Madhura dan tim relawan telah melihat banyak kasus depresi, rasa bersalah sebagai penyintas, bahkan kecenderungan bunuh diri. Beberapa yang lain berjuang untuk menghidupi keluarga.
Baca juga:
- Cerita perawat di India yang berjuang selamatkan pasien Covid 'hingga napas terakhir'
- Menjawab pertanyaan pembaca BBC soal gelombang kedua dan penanganan pandemi di India
"Beberapa perempuan menghadapi masalah warisan, sementara yang lain, diusir dari rumah oleh keluarga mertua.
"Kadang-kadang, tempat kerja keluarga yang meninggal memberikan dana bantuan cukup banyak, namun tiba-tiba sanak saudara bermunculan dan meminta bagian," ujar Madhura.
"Banyak yang kesulitan membayar uang sekolah anak-anak mereka. Di satu kasus, seorang perempuan tidak tahu tata cara pembayaran asuransi, dan tetap membayar premi bahkan ketika sang suami sudah meninggal dunia."
Akar dari permasalahan ini, dia menambahkan, adalah literasi finansial yang sangat buruk.
Secara global, 35% pria memiliki pengetahuan literasi keuangan, sementara jumlahnya untuk perempuan hanya 30%, menurut lembaga survei Standard and Poor's (S&P) pada 2015.
Tapi di India, literasi finansial jauh lebih rendah dari tingkat global dengan kesenjangan gender lebih tinggi, 27% pria dibandingkan 20% perempuan.
Madhura dan timnya mendorong para perempuan untuk bekerja, namun beberapa mengaku tidak siap.
Untuk kasus-kasus tersebut, konseling berduka menjadi prioritas. Ini bukan proses yang linear. Kemajuan emosional yang didapatkan selama konseling berminggu-minggu bisa runtuh karena pemicu sederhana seperti foto atau kenangan percakapan dengan mendiang.
Mereka yang siap bekerja perlahan-lahan diperkenalkan kepada dunia kerja dan diberikan dukungan dan panduan karier.
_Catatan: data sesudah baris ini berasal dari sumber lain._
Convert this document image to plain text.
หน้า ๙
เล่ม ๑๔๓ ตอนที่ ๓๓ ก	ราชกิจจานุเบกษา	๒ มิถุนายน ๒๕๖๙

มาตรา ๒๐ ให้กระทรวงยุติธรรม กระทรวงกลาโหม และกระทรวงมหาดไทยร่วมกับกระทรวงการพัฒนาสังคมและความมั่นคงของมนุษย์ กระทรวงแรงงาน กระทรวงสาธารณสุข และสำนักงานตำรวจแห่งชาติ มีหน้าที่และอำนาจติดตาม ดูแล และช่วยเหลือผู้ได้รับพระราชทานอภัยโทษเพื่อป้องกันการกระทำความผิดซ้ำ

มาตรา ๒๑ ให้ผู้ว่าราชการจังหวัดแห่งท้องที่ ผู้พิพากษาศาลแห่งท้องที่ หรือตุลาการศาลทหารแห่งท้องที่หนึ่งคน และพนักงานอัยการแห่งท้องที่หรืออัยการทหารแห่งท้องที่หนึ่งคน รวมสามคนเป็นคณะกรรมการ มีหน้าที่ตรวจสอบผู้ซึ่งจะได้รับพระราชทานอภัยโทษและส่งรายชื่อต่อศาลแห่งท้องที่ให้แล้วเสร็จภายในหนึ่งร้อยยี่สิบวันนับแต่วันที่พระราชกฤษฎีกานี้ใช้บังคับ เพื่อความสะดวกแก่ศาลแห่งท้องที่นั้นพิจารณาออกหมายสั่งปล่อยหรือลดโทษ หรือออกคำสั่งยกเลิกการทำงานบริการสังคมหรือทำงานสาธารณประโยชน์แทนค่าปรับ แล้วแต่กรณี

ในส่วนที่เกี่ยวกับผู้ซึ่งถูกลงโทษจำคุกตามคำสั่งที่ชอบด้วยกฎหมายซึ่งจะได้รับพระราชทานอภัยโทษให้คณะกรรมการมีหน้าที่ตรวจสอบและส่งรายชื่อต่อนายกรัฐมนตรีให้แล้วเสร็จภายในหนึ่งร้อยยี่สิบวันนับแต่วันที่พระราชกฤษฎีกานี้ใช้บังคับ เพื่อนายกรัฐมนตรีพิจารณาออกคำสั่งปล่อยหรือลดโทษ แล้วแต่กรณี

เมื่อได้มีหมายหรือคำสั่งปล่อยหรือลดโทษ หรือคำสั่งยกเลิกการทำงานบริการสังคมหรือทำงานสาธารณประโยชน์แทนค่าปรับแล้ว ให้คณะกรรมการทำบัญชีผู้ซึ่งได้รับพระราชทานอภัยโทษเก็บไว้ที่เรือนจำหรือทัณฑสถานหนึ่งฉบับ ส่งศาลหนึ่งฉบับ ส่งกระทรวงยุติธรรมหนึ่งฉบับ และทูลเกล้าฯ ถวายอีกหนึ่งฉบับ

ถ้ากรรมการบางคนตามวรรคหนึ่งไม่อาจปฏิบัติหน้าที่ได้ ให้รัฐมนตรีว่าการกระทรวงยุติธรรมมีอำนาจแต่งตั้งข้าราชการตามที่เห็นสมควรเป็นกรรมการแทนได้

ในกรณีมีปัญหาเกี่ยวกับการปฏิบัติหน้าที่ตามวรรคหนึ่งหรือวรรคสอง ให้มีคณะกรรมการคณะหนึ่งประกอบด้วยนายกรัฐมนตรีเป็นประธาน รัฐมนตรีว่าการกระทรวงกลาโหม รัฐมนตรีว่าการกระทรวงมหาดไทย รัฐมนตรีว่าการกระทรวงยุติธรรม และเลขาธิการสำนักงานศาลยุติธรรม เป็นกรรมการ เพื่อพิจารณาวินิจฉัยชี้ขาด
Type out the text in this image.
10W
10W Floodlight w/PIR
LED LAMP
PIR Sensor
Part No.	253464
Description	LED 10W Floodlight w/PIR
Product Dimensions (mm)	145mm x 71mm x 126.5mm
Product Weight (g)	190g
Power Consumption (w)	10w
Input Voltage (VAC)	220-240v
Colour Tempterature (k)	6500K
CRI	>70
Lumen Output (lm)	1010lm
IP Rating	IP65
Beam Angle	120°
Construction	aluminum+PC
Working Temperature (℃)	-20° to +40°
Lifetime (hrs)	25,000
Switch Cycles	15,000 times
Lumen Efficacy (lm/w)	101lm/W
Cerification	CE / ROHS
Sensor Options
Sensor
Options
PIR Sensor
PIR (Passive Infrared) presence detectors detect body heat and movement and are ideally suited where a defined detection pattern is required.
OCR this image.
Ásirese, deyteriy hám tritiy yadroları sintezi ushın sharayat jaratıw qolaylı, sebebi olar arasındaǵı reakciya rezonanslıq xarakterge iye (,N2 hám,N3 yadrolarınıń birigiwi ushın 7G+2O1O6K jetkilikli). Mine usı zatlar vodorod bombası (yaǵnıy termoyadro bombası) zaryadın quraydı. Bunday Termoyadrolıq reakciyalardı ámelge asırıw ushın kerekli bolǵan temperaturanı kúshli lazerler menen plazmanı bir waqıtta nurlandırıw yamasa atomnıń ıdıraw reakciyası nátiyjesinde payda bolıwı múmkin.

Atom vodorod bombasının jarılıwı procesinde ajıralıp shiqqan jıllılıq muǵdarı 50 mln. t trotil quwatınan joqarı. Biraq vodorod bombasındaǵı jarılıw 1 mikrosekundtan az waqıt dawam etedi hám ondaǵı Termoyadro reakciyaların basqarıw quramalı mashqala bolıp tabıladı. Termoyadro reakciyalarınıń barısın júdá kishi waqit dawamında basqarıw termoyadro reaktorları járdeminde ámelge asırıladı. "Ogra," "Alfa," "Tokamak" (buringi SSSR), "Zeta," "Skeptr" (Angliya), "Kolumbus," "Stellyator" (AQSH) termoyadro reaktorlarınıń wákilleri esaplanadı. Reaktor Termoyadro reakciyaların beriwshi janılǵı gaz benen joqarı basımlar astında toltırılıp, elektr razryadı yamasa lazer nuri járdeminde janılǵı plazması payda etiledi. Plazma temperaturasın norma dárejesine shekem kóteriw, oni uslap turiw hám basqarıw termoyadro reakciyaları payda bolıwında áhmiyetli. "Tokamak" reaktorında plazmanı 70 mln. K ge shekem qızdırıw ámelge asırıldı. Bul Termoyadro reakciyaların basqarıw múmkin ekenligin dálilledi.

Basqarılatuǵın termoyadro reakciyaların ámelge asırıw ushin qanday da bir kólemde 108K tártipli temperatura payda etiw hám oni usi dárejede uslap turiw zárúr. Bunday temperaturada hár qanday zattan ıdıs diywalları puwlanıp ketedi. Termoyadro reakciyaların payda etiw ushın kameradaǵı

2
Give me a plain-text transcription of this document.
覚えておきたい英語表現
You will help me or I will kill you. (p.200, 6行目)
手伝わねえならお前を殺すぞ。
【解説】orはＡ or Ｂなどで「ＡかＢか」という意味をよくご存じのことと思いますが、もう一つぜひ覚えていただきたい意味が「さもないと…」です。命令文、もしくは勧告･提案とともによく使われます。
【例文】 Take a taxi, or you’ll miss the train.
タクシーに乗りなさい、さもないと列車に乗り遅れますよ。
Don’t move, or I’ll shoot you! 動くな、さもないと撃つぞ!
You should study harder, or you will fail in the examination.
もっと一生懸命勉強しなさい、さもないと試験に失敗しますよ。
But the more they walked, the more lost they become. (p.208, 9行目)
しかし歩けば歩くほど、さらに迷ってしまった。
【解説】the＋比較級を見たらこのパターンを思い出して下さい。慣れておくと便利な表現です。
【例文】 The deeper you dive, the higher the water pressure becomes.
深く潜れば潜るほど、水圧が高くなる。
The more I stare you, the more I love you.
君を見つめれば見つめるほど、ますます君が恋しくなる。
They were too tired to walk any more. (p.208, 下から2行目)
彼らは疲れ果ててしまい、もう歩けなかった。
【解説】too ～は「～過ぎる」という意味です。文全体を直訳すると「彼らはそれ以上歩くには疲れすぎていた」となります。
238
Para relawan membantu mereka mengembangkan usaha kecil dari hobi atau kegemaran mereka.
Beberapa perusahaan rintisan juga telah mendekati Madhura untuk menawarkan kesempatan kerja untuk para perempuan dari komunitas ini.
Dengan dukungannya, istri teman Madhura yang telah meninggal dunia dalam kisah di atas telah berhasil membuka rekening bank.
Dia telah bisa menerima dana dari teman-teman suaminya, namun masih membutuhkan pemasukan yang stabil.
Madhura dan timnya ingin membantu, tapi masih ada halangan. Saat ditawari pekerjaan, istri teman tersebut menolak, karena masih belum siap secara emosional.
Madhura menunggu dengan sabar, sampai suatu hari perempuan itu menelponnya.
"Dia sekarang sudah mampu menginvestasikan uang dengan bijak, telah belajar internet banking dan menyisihkan uang untuk membayar pendidikan putrinya. Semua ini tampak seperti hal-hal kecil, tapi bagi kami, ini adalah kemenangan besar."